Amministrazione Mozzoni, si entra nel vivo. Ieri pomeriggio, in sala consiliare, è andata in scena la prima seduta di question time dell’attuale consiliatura. Ben 18 fra domande d’attualità e interpellanza, fra cui quelle sull’emergenza umanitaria dei senzatetto e sulla questione sicurezza legata alla movida.

 

A rivolgere il quesito sulle persone senza fissa dimora è stato Paolo Canducci (Avs-Psi), che ha esordito facendo riferimento all’episodio di aggressione andato in scena la scorsa settimana sul lungomare.

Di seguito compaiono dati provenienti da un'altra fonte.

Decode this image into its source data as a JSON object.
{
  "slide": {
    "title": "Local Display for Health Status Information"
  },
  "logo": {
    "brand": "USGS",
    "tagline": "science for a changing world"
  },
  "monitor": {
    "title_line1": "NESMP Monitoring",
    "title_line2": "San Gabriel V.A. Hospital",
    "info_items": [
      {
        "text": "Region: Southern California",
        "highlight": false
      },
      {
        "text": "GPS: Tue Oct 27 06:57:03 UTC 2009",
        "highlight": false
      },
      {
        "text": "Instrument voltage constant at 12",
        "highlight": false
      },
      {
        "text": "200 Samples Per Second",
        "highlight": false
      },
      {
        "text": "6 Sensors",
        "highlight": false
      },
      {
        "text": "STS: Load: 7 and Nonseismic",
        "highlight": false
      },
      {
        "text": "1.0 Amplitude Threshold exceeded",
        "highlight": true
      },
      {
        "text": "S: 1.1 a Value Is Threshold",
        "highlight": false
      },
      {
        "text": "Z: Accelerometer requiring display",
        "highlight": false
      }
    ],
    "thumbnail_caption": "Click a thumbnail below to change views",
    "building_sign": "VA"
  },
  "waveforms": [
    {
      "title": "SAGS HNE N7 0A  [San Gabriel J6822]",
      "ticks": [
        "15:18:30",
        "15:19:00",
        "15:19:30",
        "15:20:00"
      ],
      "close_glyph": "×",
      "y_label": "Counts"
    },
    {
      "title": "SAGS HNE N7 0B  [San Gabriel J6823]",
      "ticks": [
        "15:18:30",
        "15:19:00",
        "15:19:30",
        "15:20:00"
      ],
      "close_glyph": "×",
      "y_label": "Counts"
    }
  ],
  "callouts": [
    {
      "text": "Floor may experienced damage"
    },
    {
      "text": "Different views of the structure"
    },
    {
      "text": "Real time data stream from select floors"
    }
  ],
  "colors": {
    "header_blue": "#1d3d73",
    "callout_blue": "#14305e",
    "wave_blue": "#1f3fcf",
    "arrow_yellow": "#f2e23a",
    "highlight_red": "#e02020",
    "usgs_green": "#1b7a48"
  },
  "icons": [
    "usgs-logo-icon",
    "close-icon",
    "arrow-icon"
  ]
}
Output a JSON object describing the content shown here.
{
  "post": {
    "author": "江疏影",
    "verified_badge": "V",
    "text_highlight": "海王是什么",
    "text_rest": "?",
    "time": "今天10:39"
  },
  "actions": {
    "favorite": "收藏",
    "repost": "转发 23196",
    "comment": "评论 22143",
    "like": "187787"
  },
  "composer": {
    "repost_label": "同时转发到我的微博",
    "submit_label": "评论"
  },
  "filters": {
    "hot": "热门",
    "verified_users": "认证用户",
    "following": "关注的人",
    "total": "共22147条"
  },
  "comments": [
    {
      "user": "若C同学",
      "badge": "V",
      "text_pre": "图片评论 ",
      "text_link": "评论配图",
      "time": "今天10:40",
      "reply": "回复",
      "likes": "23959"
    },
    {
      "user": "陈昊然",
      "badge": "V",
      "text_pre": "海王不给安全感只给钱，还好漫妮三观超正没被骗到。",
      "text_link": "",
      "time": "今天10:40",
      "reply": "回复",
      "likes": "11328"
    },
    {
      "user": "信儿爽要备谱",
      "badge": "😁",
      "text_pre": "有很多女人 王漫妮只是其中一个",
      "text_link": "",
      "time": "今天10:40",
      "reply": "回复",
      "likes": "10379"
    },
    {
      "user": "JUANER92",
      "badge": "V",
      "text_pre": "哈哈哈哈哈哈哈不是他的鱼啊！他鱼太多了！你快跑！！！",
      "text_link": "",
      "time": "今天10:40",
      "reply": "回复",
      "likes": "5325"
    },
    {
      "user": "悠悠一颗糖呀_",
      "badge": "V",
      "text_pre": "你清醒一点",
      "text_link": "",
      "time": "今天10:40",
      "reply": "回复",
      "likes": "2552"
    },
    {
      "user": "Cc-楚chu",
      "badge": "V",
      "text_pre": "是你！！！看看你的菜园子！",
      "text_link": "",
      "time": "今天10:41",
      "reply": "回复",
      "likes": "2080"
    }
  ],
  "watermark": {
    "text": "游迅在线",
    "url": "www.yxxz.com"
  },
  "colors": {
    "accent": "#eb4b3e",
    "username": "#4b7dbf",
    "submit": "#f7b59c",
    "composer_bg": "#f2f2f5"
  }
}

Il leader dei Verdi quindi ha chiesto cosa intenda fare il Comune per affrontare l’emergenza casa di chi non ha nulla, ricordando la disponibilità di immobili come quelli di Via Saffi e della Casa del Giardiniere in Villa Rambelli.

 

«Innanzitutto per noi la violenza non ha motivo di essere – ha risposto l’assessora Simona Alfonsi – Il nostro obiettivo principale è di individuare un dormitorio per dare dignità alle persone più fragili e restituire ai residenti un minimo di serenità. Il primo incontro che ho voluto fare è stato proprio alla Caritas, e abbiamo detto di dare una risposta prima dell’inverno. Per Via Saffi c’è già una destinazione ben definita: dieci ragazzi disabili abiteranno lì, e poi ci sarà una parte destinata all’ascolto e supporto psicologico, e lì entra in gioco il discorso della stazione di posta. Se parliamo della casa del custode di Villa Rambelli, sinceramente non è nostra intenzione prenderla in considerazione, per via di diverse criticità. E’ un punto sensibile: c’è l’ospedale, passaggio di persone in qualsiasi orario. Vorremmo riuscire a trovare una zona che venga accettata un po’ da tutti».

 

«La risposta è totalmente insoddisfacente – ha replicato Canducci – Non avete alcuna idea su come risolvere il problema nell’immediato. Oggi servono punti di accoglienza dove queste persone hanno necessità di stare: spesso vicino alle stazioni, al porto e alla Caritas. La Casa del Giardiniere non dava fastidio a nessuno».

 

Della movida invece ha parlato Tony Alfonsi (M5s) il quale ha fatto notare come nella scorsa settimana si siano resi necessari interventi sanitari in favore di minorenni a causa dell’abuso di alcol. Quindi il consigliere di minoranza ha chiesto quali siano le misure concretamente poste in essere dall’Amministrazione per vigilare sul divieto di somministrazione di alcolici ai minori.

 

A rispondere è stato direttamente il sindaco: «Siamo costantemente in contatto con prefetto e questore, abbiamo chiesto ulteriori tavoli di confronto – ha detto Nicola MozzoniTanti controlli sono stati già fatti, alcuni anche con me presente. Dobbiamo parlare anche con le varie realtà del territorio per migliorare il monitoraggio». Alfonsi, nella replica, ha sottolineato l’importanza del tema, che non può essere sottovalutato.